Wednesday, February 16, 2011

N. Charleston files lawsuit challenging condemnation

Ashley Fletcher Frampton
Published Feb. 15, 2011

 
Following through on its promises to engage the state in a legal battle, the city of North Charleston has filed a lawsuit challenging the S.C. Department of Commerce’s right to take several parcels on the former Navy base to build a rail yard.

 
The Commerce Department on Dec. 22 announced plans for building a rail yard near the Port of Charleston’s new cargo terminal on the former base. At the rail yard, shipping containers would be assembled into trains.

 
The same week in late December, state officials served several property owners, including the city, with notices that it would use eminent domain to take parcels for the facility.

 
The city’s lawsuit, filed Jan. 21, seeks to overturn the condemnation action. In nine separate claims, the city argues that the Commerce Department and its S.C. Public Railways Division:
  • Did not complete the project plans and financial studies required for condemnation.
  • Did not follow certain procedures outlined under the state’s eminent domain laws.
  • Cannot legally take the city’s land for a public use because it is already devoted to a public use.
  • Lack the statutory authority to build a port-related rail yard. That authority belongs to the S.C. Department of Transportation and the S.C. State Ports Authority, the city claims.
  • Are violating city contracts and debt obligations.
  • The Commerce Department has not yet submitted a response to the lawsuit.

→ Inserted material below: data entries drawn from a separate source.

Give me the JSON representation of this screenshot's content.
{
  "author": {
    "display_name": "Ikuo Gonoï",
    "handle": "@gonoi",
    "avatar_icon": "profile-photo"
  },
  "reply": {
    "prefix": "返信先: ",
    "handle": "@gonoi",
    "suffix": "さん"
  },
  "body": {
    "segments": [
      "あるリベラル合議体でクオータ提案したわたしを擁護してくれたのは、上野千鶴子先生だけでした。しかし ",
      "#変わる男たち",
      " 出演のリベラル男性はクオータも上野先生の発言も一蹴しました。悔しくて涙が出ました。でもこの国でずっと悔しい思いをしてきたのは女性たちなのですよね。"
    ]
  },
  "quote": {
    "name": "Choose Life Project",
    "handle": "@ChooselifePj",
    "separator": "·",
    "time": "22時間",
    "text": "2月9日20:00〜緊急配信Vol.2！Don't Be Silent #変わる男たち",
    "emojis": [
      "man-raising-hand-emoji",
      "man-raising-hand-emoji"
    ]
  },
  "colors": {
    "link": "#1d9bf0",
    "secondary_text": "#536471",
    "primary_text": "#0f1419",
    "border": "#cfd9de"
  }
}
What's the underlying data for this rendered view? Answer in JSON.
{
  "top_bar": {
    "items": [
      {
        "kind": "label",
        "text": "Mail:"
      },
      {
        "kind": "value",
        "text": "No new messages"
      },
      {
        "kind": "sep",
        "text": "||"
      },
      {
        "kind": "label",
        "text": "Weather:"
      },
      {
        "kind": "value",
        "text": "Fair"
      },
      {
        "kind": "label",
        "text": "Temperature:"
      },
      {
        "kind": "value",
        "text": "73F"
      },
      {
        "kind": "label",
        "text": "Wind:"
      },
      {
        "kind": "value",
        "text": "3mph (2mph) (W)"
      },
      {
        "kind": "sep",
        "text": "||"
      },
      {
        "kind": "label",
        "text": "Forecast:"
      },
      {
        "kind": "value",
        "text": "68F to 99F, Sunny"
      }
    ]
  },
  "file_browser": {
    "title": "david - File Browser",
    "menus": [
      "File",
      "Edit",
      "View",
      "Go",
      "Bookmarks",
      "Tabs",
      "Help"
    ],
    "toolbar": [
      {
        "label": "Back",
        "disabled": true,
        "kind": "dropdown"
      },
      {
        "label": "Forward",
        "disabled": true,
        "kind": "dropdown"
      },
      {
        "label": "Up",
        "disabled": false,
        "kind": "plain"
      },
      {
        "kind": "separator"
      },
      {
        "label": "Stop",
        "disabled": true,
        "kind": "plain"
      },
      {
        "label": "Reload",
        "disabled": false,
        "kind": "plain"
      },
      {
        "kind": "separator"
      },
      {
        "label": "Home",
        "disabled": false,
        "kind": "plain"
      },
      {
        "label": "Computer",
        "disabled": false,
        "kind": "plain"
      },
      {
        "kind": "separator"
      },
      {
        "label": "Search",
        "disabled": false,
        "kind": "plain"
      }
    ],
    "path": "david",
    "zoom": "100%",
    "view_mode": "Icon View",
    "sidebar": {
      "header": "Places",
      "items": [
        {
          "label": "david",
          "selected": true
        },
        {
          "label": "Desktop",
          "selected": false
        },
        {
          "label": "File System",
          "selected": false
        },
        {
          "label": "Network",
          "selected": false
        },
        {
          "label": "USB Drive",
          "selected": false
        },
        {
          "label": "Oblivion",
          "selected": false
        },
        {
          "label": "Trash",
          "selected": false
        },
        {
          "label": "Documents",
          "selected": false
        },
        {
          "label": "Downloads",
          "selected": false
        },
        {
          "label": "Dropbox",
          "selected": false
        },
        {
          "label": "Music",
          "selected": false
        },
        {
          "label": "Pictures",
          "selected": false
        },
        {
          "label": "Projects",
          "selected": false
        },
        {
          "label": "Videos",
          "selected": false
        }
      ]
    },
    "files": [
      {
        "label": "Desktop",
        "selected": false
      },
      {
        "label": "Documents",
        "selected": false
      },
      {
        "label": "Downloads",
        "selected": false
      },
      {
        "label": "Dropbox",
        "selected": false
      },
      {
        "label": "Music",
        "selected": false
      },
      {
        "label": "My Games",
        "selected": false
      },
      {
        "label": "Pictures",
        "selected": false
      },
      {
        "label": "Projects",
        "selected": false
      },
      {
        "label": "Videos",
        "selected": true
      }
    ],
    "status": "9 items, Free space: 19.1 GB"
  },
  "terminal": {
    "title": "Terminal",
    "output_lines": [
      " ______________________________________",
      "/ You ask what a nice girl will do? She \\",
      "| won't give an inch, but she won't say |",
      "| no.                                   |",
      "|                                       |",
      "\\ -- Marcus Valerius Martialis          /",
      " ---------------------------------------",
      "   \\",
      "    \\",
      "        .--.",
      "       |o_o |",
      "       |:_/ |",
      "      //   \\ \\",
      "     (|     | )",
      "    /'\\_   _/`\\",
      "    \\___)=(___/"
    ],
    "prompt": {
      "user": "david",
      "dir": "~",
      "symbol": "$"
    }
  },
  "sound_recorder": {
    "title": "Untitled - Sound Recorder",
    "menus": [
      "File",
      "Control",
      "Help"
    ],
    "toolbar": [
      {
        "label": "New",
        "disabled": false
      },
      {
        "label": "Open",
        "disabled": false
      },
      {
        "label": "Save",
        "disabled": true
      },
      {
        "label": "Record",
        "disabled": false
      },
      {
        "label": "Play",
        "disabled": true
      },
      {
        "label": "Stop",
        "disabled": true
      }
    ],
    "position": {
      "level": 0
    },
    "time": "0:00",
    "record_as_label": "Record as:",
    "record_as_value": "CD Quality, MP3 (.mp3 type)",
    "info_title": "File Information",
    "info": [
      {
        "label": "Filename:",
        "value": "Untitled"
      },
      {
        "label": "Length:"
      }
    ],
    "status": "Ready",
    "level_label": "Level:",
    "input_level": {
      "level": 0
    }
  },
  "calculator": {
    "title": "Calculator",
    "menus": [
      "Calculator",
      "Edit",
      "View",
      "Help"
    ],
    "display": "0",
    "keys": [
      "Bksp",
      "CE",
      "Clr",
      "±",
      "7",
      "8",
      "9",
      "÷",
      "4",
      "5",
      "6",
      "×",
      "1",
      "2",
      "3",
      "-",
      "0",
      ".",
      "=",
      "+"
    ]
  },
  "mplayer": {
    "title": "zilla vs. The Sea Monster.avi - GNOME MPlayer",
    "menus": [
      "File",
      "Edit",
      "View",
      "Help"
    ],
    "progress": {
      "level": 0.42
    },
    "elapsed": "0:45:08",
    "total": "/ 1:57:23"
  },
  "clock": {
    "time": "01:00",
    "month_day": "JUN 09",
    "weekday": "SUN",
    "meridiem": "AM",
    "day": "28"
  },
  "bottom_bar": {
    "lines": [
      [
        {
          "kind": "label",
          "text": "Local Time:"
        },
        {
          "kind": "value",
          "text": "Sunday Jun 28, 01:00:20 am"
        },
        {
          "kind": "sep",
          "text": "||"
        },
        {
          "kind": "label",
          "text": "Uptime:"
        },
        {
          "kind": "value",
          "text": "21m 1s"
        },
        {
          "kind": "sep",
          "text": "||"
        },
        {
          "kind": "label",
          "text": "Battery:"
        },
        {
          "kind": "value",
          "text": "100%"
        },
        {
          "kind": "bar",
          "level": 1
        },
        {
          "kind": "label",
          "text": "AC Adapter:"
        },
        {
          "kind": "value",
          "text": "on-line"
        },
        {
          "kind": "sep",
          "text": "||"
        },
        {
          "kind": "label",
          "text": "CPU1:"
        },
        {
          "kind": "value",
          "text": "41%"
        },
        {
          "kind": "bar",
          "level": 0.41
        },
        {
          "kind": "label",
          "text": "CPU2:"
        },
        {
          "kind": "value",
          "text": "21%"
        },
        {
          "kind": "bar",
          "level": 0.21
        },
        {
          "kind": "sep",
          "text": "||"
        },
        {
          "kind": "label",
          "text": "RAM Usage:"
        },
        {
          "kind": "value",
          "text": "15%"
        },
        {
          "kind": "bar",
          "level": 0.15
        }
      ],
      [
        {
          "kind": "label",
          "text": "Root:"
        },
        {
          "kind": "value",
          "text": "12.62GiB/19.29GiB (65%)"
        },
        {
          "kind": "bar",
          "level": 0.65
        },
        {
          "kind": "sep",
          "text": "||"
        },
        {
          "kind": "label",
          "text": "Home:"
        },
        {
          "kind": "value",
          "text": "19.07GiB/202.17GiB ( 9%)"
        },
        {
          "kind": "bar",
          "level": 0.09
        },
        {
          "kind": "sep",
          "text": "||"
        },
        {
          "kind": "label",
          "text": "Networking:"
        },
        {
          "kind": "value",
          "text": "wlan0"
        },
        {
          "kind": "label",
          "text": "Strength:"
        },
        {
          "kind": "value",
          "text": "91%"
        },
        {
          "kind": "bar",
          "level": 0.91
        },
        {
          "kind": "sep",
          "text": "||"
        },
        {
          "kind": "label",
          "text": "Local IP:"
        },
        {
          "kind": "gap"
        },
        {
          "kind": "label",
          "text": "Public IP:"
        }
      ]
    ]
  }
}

“We believe the claims are without merit and will be filing responses soon,” said Commerce spokeswoman Kara Borie.

 
North Charleston filed the lawsuit for each of the three parcels the Commerce Department seeks to take from the city itself, as well as a tract that the city deeded to Clemson University several years ago for its Restoration Institute.

 
City attorney Brady Hair said the recent lawsuit won’t be the last one that North Charleston files, though he declined to detail future filings.

 
“Challenging the condemnation is just the first shot across the bow,” Hair said.

 
The “heart and soul of the city’s position,” Hair said, is its contention that the state committed in 2002 not to run trains serving the new port terminal through the northern end of the former Navy base, and that the state is now breaking that promise.

 
The city sought that commitment from the S.C. State Ports Authority in a formal memorandum of understanding in an effort to protect redevelopment efforts on the northern end of the base.

 
“That deal was a written agreement approved by the Budget and Control Board, signed by the city and signed by the State Ports Authority,” Hair said. “And now the state, through the Department of Commerce, has tried to come in and break that deal, and we don’t believe they can do that.”

 
But Commerce Department officials and some state lawmakers have said that they are not breaking the deal. Instead, they say, the agreement was between the SPA and the city, and it does not bind them.

 
Those who support the state rail plan say it’s the best strategy for providing the two major rail carriers, CSX Transportation and Norfolk Southern Corp., with equal access to the new port terminal. That equal footing makes the Port of Charleston more competitive with other ports, they say.

 
CSX has proposed its own plan for a rail yard that would be accessed only from the southern end of the base. Company executives recently said they would share that yard with competitor Norfolk Southern, and share its costs, to achieve equal dual access.